Remember Sigmund Freud and his five part theory of personality.  As part of this theory, he believed that humans have only two basic drives: Eros and Thanatos, or the Life and Death drives.  According to Psychoanalytic theory, everything we do, every thought we have, and every emotion we experience has one of two goals: to help us survive or to prevent our destruction.  This is similar to instinct theory, however, Freud believed that the vast majority of our knowledge about these drives is buried in the unconscious part of the mind.

Psychoanalytic theory therefore argues that we go to school because it will help assure our survival in terms of improved finances, more money for healthcare, or even an improved ability to find a spouse.  We move to better school districts to improve our children's ability to survive and continue our family tree.   We demand safety in our cars, toys, and in our homes.  We want criminal locked away, and we want to be protected against poisons, terrorists, and any thing else that could lead to our destruction.  According to this theory, everything we do, everything we are can be traced back to the two basic drives

Humanistic Theory

Although discussed last, humanistic theory is perhaps the most well know theory of motivation.  According to this theory, humans are driven to achieve their maximum potential and will always do so unless obstacles are placed in their way.  These obstacles include hunger, thirst, financial problems, safety issues, or anything else that takes our focus away from maximum psychological growth.

The best way to describe this theory is to utilize the famous pyramid developed by Abraham Maslow (1970) called the Hierarchy of Needs.  Maslow believed that humans have specific needs that must be met and that if lower level needs go unmet, we can not possible strive for higher level needs.  The Hierarchy of Needs shows that at the lower level, we must focus on basic issues such as food, sleep, and safety.  Without food, without sleep, how could we possible focus on the higher level needs such as respect, education, and recognition?
Throughout our lives, we work toward achieving the top of the pyramid, self actualization, or the realization of all of our potential.  As we move up the pyramid, however, things get in the way which slow us down and often knock us backward.  Imagine working toward the respect and recognition of your colleagues and suddenly finding yourself out of work and homeless.  Suddenly, you are forced backward and can no longer focus your attention on your work due to the need for finding food and shelter for you and your family.
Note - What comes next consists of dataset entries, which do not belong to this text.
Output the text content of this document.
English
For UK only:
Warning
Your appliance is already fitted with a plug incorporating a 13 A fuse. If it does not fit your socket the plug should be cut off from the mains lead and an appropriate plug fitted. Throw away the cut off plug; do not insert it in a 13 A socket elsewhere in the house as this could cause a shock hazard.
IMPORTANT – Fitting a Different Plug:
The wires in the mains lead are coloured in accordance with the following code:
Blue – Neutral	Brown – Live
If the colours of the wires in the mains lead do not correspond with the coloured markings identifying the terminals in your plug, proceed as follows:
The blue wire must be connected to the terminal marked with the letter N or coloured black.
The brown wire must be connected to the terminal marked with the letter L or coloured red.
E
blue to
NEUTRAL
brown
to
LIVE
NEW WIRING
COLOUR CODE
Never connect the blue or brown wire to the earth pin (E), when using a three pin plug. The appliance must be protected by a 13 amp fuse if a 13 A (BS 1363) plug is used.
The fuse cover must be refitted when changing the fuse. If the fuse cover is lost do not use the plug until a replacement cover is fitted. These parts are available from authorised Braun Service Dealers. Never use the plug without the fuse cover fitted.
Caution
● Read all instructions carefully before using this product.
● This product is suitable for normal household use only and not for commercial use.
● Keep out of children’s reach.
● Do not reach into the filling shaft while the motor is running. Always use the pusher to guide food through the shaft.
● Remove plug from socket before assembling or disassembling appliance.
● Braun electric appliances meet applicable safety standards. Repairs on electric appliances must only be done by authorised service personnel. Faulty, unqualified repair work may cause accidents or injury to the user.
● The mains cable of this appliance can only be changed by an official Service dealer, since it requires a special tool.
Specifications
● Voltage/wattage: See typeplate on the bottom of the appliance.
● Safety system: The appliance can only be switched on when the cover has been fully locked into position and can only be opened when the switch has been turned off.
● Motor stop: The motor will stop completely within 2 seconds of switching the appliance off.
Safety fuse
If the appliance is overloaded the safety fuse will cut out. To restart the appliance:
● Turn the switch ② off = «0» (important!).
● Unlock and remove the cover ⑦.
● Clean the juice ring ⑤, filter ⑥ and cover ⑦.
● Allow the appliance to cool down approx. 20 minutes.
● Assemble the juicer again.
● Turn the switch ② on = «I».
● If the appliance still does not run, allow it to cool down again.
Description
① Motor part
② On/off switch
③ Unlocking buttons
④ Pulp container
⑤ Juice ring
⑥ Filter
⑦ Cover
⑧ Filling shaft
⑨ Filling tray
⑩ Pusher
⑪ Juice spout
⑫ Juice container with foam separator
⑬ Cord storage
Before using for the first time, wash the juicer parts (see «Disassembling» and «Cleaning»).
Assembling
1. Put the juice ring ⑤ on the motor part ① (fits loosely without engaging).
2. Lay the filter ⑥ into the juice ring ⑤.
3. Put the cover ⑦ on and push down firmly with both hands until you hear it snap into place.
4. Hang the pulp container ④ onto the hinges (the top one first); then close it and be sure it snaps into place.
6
According to Maslow, nobody has ever reached the peak of his pyramid.  We all may strive for it and some may even get close, but no one has achieved full self-actualization.  Self-actualization means a complete understanding of who you are, a sense of completeness, of being the best person you could possibly be.  To have achieved this goal is to stop living, for what is there to strive for if you have learned everything about yourself, if you have experienced all that you can, and if there is no way left for you to grow emotionally, intellectually, or spiritually.